This is the second post in a series about modern Data Lake Architecture where I cover how we can build high quality data lakes using Delta Lake, Databricks and ADLS Gen2. It builds on some concepts introduced in the previous post in this series, so I would recommend you give that a read.
In this post we focus on setting up the Data Lake Storage layer In preparation for data engineering and data science workloads. I.e. we’re laying the foundation for a solid and extensible data lake storage layer.
Let me be clear. I am definitely not the first to write about some of the concepts covered in this post, but my intention is show how these concepts can be applied in practice to deliver a high quality data lake in Azure.
We’ll need to cover some technology agnostic stuff first, starting with Data Lake zoning. What I have found to work really well and appears to have become pseudo best practice, is breaking your Data Lake up into four zones.
Transient – In this zone, we rest data temporarily as it moves from the source to the persisted area, think staging. Data in this zone is periodically removed, based on the file time-to-live. This zone is called transient for a reason, data does not reside here indefinitely and in some cases this zone can be skipped altogether.
Persisted – Data is kept indefinitely in its raw format and is immutable to change. This zone is often referred to as persisted staging. It provides a historical representation of raw data at any given point in time.
Curated – Data in this zone has been transformed, enriched and/or aggregated to meet specific requirements. You can think of this zone as more closely aligned to traditional Data Warehousing (more on this in a future post in this series), i.e. where a particular schema has been applied to restructure, filter, aggregate and/or join raw data sources.
Experiments – This is a dedicated zone used by analysts and data scientists for “experiments”. Think of this as a sandbox where hypotheses can be tested. Once the experiments are “productionised”, they are moved to the Curated zone. Like the Transient zone, files in this zone are given a time to live so they can be cleaned up by automated processes.
The table below summarises the zones in terms of Data Governance, Access Control and the Level of Processing applied to each zone:
You’ll see why categorising the data into zones becomes important when we implemented on ADLS Gen2. More on this a little later.
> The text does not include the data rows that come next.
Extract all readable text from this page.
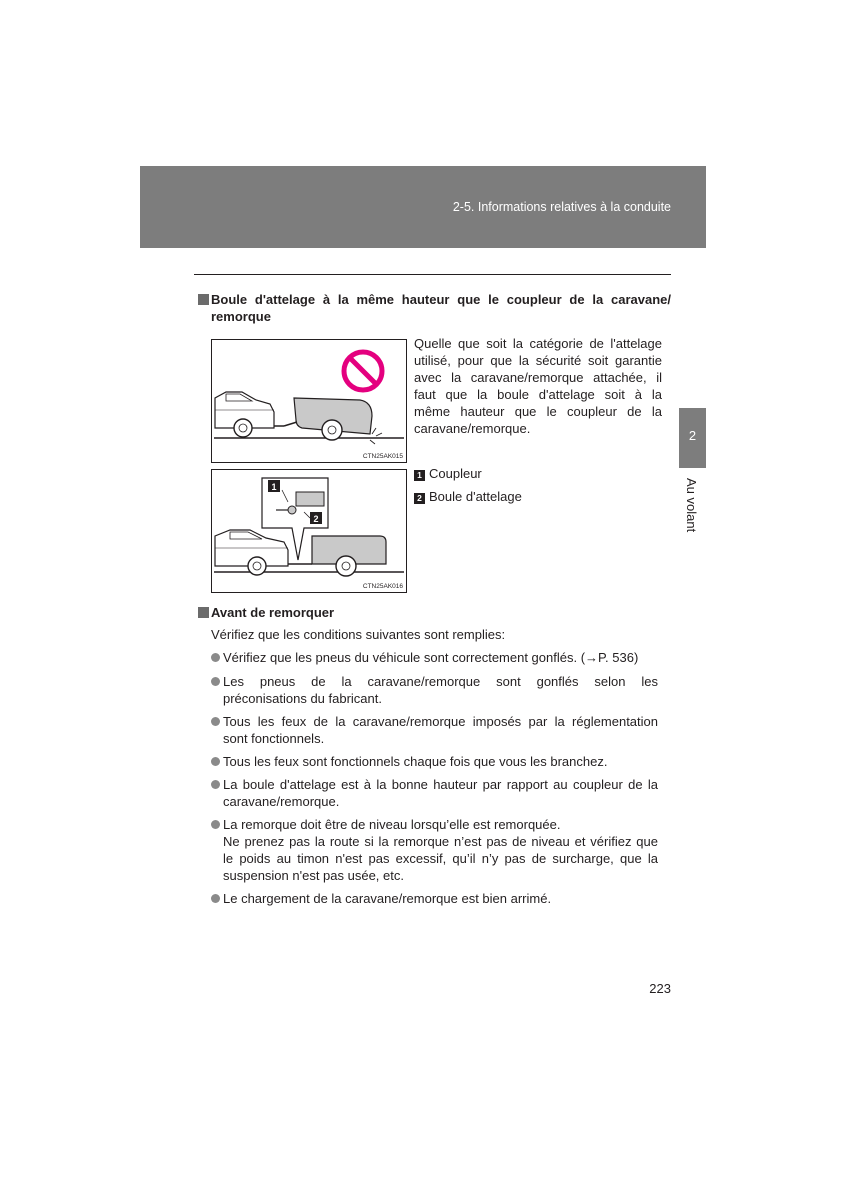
2-5. Informations relatives à la conduite
2
Au volant
Boule d'attelage à la même hauteur que le coupleur de la caravane/
remorque
CTN25AK015
1
2
CTN25AK016
Quelle que soit la catégorie de l'attelage
utilisé, pour que la sécurité soit garantie
avec la caravane/remorque attachée, il
faut que la boule d'attelage soit à la
même hauteur que le coupleur de la
caravane/remorque.
1 Coupleur
2 Boule d'attelage
Avant de remorquer
Vérifiez que les conditions suivantes sont remplies:
Vérifiez que les pneus du véhicule sont correctement gonflés. (→P. 536)
Les pneus de la caravane/remorque sont gonflés selon les
préconisations du fabricant.
Tous les feux de la caravane/remorque imposés par la réglementation
sont fonctionnels.
Tous les feux sont fonctionnels chaque fois que vous les branchez.
La boule d'attelage est à la bonne hauteur par rapport au coupleur de la
caravane/remorque.
La remorque doit être de niveau lorsqu’elle est remorquée.
Ne prenez pas la route si la remorque n’est pas de niveau et vérifiez que
le poids au timon n'est pas excessif, qu’il n’y pas de surcharge, que la
suspension n'est pas usée, etc.
Le chargement de la caravane/remorque est bien arrimé.
223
We then further organise the zones using a folder structure with two main objectives:
Define a structure for optimal data retrieval, which as an example provides the ability to prune data “branches” during querying
To ensure the Data Lake is self-documenting, thereby making it easy to find data
For the Transient and Persisted zones, this means that the structure is more closely aligned with the Data Source, whereas for the Curated and Experiments zones, it is aligned with the particular business Subject Area.
The examples below shows what the hierarchy in the Transient and Curated zones might look like.
We can now look at how we can apply these concepts utilising one of the rising stars in the Azure Data Platform suite of products, Azure Data Lake Store Gen2. Built on the solid foundation that is Azure Blob Storage, Microsoft has delivered a storage layer that performs just as well as traditional blob storage, but with the added benefit of Azure Active Directory (AAD) integration and a granular POSIX-style, Access Control Layer (ACL). You can read more about access control in ADLS Gen2 here. The documentation for ADLS Gen2 is pretty comprehensive, so I’ll let you work through that on your own time.
Disclaimer: I am not saying this is the only way to do things, but it is certainly a solid model which you can tweak for your particular scenario.
Firstly, we have to consider the number of storage accounts. The fewer the better in my humble opinion! Data Lakes are all about creating a central repository / hub for all organisational data, so by splitting this into multiple accounts, you could potentially create unintended silos downstream, hence I always start with a single account. Of course there are exceptions, e.g. a regulatory body that requires Personally Identifiable Information (PII) data for a certain country’s residents to be stored in that country. But generally speaking, the fewer the better!
That said, you always have to consider protecting and securing your data, so when I say one storage account, I mean one per “environment”, i.e. one for Development, Test, Production, etc. Unless you have a very specific requirement for which production data is essential, I would avoid having production data in lower environments! It may seem like a good idea, but a large chunk of data breaches come from non-production environments where security tends to be more lax.
So let’s build start building our data lake. First, we need an ADLS Gen2 account, to create this, you can follow these steps. Once you have your ADLS Gen2 account sorted, we can set up the zones. I create a separate file systems / containers for each zone.
So why not a single file system?
Well, if you look a the zone summary table, you’ll see that each zone has vastly different Governance and Access Control requirements. By defining separate file systems, I can use more granular ACL-based access control in the Curated and Experiments zone which is where the majority of end-user access is. In addition, it also reduces the risk of accidental access being granted to raw data in the Persisted and Transient zones. Separated by file system, yet kept together by a single storage account.
As you can see from the Azure Storage Explorer screenshot below, I have created four Blob Containers, which is the equivalent of an ADLS Gen2 file system.
We can no proceed to create folders within these containers to represents the particular structure we need. Or, which is more often the case, we can let the ETL/ELT technology do this for us. In this series, this responsibility falls to Azure Databricks. We’ll explore exactly how this is done in the next post.